Тема одиночества в поэзии Марины Цветаевой

Поэзия — дело индивидуальное. Поэт — человек, умеющий заметить и сказать то, что не дано другим, чувствующий все трещины и точки мира, хранящий его тайны. Поэтическое ремесло часто вызывает недоумение, не считается серьезным делом. Марина Цветаева с детских лет ощущала свою избранность, а значит — изгойство и одиночество. В ранних стихах это выражалось бравадой:

Я несусь — за мною пасти, Я смеюсь — в руках аркан... Чтобы рвал меня на части Ураган! Чтобы все враги — герои! Чтоб войной кончался пир! Чтобы в мире было двое: Я и мир! («Дикая воля»)

Законы жизни поэта определяются законами его творчества. И поэт не может быть счастлив, он просто не создан для счастья. Человеку, женщине по имени Марина Цветаева, возможно, хотелось прожить иную, более легкую и счастливую жизнь. Но поэт Марина Цветаева существовала наперекор всему — чужим мнениям, нравственным законам, революциям, войнам. Тем, кто упрекал ее в этом, она отвечала:

Знать: дух — мой сподвижник, и дух — мой вожатый! Входить без доклада, как луч и как взгляд. Жить так, как пишу: образцово и сжато, — Как Бог повелел и друзья не велят. («Я счастлива жить образцово и просто...»)

Это одиночество — общее для всех пишущих — Марина Цветаева описывает в цикле «Поэты»:

Есть в мире лишние, добавочные, Не вписанные в окоем. (Не числящимся в ваших справочниках, Им свалочная яма — дом.) («Есть в мире лишние...»)

Цветаева противопоставляет напряженный, раскаленный мир слов обывательскому болоту:

Что же мне делать, певцу и первенцу, В мире, где наичернейший — сер! Где вдохновенье хранят, как в термосе! С этой безмерностью В мире мер?! (« Что же мне делать, слепцу и пасынку...»)

Цветаевой, мыкающейся по пражским и парижским пригородам, по чужим углам, катастрофически не хватало места, где она была бы один на один с тетрадью. Отсюда в ее стихах — мольбы о доме, о комнате, о саде «без ни-души». Цветаева с юности была самодостаточным поэтом: ей нужны были только тетради и ручки, все происходило внутри. И жизнь духа была такой интенсивной, что ее хватало на все — на стихи, на поэмы, на статьи и письма, — лирический дневник души. Одиночество Цветаевой — не только крест, но и источник вдохновения:

Уединение: уйди В себя, как прадеды в феоды. Уединение: в груди Ищи и находи свободу. («Уединение...»)

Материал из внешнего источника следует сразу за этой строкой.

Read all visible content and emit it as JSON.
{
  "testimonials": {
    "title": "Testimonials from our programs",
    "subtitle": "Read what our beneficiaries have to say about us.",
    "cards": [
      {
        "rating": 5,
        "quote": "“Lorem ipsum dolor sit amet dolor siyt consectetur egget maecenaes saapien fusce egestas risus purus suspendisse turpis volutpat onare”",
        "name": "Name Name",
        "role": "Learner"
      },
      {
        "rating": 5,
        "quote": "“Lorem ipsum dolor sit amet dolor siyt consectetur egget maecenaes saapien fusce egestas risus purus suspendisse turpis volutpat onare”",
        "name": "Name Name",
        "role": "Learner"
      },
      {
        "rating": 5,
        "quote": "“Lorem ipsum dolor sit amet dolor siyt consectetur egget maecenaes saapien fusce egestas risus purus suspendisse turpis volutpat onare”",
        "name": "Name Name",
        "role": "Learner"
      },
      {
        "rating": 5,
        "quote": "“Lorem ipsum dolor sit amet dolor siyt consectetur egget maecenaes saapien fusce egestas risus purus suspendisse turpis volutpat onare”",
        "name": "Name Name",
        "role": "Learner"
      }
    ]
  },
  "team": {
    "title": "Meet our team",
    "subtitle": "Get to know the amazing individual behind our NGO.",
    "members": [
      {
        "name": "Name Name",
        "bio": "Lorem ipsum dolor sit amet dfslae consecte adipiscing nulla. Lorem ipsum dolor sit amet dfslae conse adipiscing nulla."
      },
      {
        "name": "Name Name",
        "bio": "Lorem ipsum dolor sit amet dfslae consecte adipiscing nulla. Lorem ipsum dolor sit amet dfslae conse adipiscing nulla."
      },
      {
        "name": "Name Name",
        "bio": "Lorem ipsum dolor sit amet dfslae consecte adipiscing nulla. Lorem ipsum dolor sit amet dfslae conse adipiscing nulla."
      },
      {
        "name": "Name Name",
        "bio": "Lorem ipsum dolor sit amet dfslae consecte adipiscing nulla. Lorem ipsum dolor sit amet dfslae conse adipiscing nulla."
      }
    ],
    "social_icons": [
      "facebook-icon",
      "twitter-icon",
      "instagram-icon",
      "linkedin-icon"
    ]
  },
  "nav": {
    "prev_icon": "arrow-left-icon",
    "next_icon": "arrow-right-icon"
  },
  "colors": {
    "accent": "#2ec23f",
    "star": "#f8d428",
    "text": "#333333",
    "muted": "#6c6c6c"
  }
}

Но обратная сторона этой свободы — пустота вокруг, холод неба, лед вершин. Уединение — плата за дар, ибо счастья не бывает без других людей.

Я думаю (уж никому не по нраву Ни стан мой, ни весь мой задумчивый вид), Что явственно желтый, решительно ржавый Один такой лист на вершине — забыт. («Когда я гляжу на летящие листья...»)

Вершины поэзии отбирают силы. Но другого призвания, другой судьбы Цветаева для себя не хотела. Она была «певчей ребром и промыслом» и несла свой дар, свое избранничество, как долг:

Мне ж — призвание как плеть — Меж стенания надгробного Долг повелевает петь. («Есть счастливцы и счастливицы...»)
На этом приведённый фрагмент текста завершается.